A New Contemporary Art Gallery Brings Abstraction to Chester
State of the Arts
Vermont Institute of Contemporary Arts
Abby Raeder doesn’t beat around the bush. When she first met her business and life partner, Robert Sarly, at a fundraiser years ago at the Weston Playhouse, she walked right up to him and, tired of the same old cocktail-party pleasantries, asked, “What are your hopes and dreams?”
He didn’t miss a beat, Raeder says. A senior vice president at Morgan Stanley Smith Barney, Sarly said he had always wanted to own a gallery. “Well, why don’t you?” asked Raeder. Shortly thereafter, he called to say he would do it, but only if Raeder would join him in the endeavor.
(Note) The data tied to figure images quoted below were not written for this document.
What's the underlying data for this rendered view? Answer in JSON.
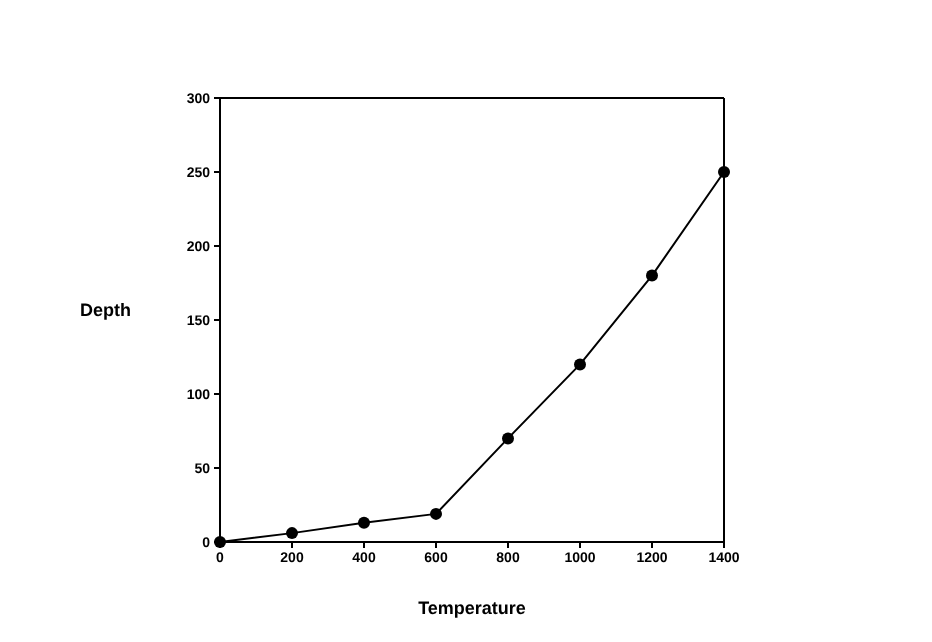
{
  "chart_data": {
    "type": "line",
    "xlabel": "Temperature",
    "ylabel": "Depth",
    "x": [
      0,
      200,
      400,
      600,
      800,
      1000,
      1200,
      1400
    ],
    "series": [
      {
        "color": "#000000",
        "values": [
          0,
          6,
          13,
          19,
          70,
          120,
          180,
          250
        ]
      }
    ],
    "xlim": [
      0,
      1400
    ],
    "xticks": [
      0,
      200,
      400,
      600,
      800,
      1000,
      1200,
      1400
    ],
    "ylim": [
      0,
      300
    ],
    "yticks": [
      0,
      50,
      100,
      150,
      200,
      250,
      300
    ],
    "marker": "circle",
    "line_style": "solid"
  }
}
Their “baby,” the Vermont Institute of Contemporary Arts in Chester, had its soft opening last month. The renovated American Legion hall was packed to the brim for “Abstractions,” an exhibit featuring the meditative paintings of Sandgate artist Harry Rich.
Raeder is a Long Island native who moved to Andover, Vt., about 10 years ago. She is 59 but has the enthusiasm — and bouncy blond hair — of a much younger woman. It’s easy to see how she convinced Sarly to dive into the VTica project.
Before her turn as executive director, Raeder spent several years traveling the world. She likes to say she did the Eat, Pray, Love thing before the book (and movie) came out. “One day, I had an itch,” Raeder says. “I had to get out.” She taught English in Thailand and spent two weeks in a Buddhist monastery there. “I’m a girl who wants to be challenged,” she says.
Raeder believes her strength is identifying and filling creative niches, which is exactly what she hopes to do in Chester with Sarly.
Since the two began developing their vision for VTica, Raeder has identified more than 600 contemporary artists working in Vermont, and she’s trucked around the state to meet many of them. They all told her the same thing: They sell their work in New York City and other urban centers, not in Vermont.
Raeder and Sarly want to cultivate an appreciation for nonrepresentational art right here in the Green Mountain State. How? Raeder says it’s all about creating an unpretentious environment. “We’re not a Manhattan gallery,” she says. “We’re not snobby.”
She and Sarly also emphasize artist talks, musical performances and other events. They’re interested in the creative process, “not just flat art,” Raeder says.
In February, for example, they’ll host a series of talks called “The Next Big Thing: Mind Uploading” with Bruce Duncan, the Bristol-based managing director of the Terasem Movement Foundation. Duncan’s nonprofit creates interactive digital avatars — robots programmed with replicas of human brains. He’ll return in March and, with avatar BINA 48 in tow, in May.
“We’re trying to have fun,” says Raeder. “We want to be a community center that brings people together.”